Is it still possible to extend tcp? In Proc. ACM IMC, 2011.

[2] R. Craven, R. Beverly, and M. Allman.
A middlebox-cooperative TCP for a non end-to-end Internet. In Proc. ACM
SIGCOMM, 2014. <>

[3] A. M. Mandalari, M. Bagnulo, A. Lutu.
Informing Protocol Design Through Crowdsourcing: the Case of Pervasive
Encryption. ACM SIGCOMM Workshop on Crowdsourcing and crowdsharing of Big
(Internet) Data (C2B(I)D), 2015.


The HOPS research group follows from the successful BarBoF meeting organized by
Aaron Falk at IETF92 in Dallas to bring more data on the nature and extent of
middlebox interference to protocol design and engineering efforts. To this end,
we aim to provide a forum for discussion and exchange of measurement insights,
data, and techniques co-located with IETF meetings.

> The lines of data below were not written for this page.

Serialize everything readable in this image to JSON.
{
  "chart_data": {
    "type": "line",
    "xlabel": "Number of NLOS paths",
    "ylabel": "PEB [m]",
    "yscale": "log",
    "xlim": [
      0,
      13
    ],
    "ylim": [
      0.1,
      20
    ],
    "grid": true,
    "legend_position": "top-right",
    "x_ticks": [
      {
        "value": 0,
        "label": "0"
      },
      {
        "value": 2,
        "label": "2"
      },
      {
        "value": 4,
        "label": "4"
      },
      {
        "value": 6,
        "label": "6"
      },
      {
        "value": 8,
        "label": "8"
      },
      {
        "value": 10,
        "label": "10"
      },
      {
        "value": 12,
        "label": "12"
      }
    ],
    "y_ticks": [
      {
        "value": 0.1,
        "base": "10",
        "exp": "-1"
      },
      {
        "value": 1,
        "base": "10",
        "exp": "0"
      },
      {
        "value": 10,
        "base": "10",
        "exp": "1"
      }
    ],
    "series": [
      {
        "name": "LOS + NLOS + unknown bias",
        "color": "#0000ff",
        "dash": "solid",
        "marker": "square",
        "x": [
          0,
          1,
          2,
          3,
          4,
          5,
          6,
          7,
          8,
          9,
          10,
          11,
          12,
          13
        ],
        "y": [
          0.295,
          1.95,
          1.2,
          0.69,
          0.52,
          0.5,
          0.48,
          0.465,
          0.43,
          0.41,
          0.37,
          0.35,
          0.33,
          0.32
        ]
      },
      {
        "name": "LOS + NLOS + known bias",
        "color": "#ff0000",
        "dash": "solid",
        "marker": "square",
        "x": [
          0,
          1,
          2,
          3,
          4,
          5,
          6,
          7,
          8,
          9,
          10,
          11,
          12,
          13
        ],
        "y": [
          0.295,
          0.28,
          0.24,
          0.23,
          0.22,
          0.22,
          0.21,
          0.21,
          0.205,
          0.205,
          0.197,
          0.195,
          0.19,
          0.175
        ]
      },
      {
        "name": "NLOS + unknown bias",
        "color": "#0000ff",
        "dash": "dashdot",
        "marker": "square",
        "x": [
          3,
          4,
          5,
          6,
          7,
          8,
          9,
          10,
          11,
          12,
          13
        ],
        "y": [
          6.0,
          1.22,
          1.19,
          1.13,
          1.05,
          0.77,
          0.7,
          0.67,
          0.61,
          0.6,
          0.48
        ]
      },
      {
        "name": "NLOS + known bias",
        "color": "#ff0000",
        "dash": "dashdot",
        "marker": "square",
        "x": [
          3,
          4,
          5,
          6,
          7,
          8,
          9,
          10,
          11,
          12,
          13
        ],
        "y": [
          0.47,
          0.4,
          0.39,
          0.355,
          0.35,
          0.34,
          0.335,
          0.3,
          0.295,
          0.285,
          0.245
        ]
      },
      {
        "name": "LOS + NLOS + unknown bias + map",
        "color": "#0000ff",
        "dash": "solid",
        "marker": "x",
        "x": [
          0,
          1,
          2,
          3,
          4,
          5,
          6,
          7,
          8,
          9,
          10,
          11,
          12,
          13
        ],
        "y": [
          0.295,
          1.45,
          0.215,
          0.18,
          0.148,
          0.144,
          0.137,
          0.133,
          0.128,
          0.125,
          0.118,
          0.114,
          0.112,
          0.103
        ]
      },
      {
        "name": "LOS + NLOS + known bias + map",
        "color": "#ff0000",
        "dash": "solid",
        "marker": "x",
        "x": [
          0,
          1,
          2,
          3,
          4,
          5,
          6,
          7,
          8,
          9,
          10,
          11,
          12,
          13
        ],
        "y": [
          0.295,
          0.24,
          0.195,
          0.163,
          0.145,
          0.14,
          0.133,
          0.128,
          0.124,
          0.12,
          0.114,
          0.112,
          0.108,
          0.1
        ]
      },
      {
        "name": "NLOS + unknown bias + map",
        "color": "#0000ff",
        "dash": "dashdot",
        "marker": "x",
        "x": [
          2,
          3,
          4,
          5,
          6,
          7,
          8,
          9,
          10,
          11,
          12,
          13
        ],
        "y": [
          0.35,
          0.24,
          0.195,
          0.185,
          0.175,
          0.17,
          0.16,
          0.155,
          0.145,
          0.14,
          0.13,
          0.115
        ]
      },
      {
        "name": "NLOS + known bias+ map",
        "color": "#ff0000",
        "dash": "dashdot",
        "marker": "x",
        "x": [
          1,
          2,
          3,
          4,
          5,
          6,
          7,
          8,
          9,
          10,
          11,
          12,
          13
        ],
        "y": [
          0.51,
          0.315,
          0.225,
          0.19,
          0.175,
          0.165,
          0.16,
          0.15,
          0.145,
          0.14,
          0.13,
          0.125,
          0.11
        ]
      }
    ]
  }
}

The BarBoF identified the
need for this forum, with many participants wanting a place to continue these

In addition, we have identified two near-term goals to be completed within the
research group in support of this work.

First is the definition of a common format for reporting on middlebox
impairments observed in the network, whether these observations are made
passively, actively, or as a side effect of some other operation, e.g. taken
from application or network stack error logs. This common format must provide
for correlation and comparison among data from disjoint observations, and
address end-user privacy and business confidentiality concerns, e.g. using path
pseudonyms instead of paths identified by AS number and/or IP address where
necessary. These measurements should be useful not only for detecting
impairments but also for assessing the likelihood that a certain impairment
will be experienced by traffic on certain types of networks and in the Internet
as a whole. For this purpose aggregated statistics on the prevalence of certain
middblebox behaviors are useful, even without revealing the underlying
measurement data.

Second is the specification of methods for analysis of middlebox interference,
and associated active measurement techniques, that can scale to much larger
numbers of measured paths than those presently in the literature, while
minimizing network measurement traffic load on the network. Similar techniques
could be used for middlebox benchmarking. Focusing on active measurements that
are considered feasible for inclusion in well-known end-systems (e.g. in
browsers or the OS) has been identified as way forward to collect more data and
reach a high coverage of different access networks, specifically including
mobile and fixed, residential, as well as enterprise network. These active
measurements will be useful for targeted questions about specific paths as well
as to fill in data not available from passive measurement. Further, providing
guidelines on with measurement and analysis techniques are needed to detect and
classify certain impairments may increase the willingness of industry to share
data that is already available.


Membership in the HOPS RG is open.


The HOPS RG will meet one to three times per year, initially always co-located
with IETF meetings, to foster exchange among researchers and between research
and industry on middlebox measurement topics. Meetings may in the future be
scheduled to provide additional interaction with the network operations
community, should operationally relevant and useful results warrant this.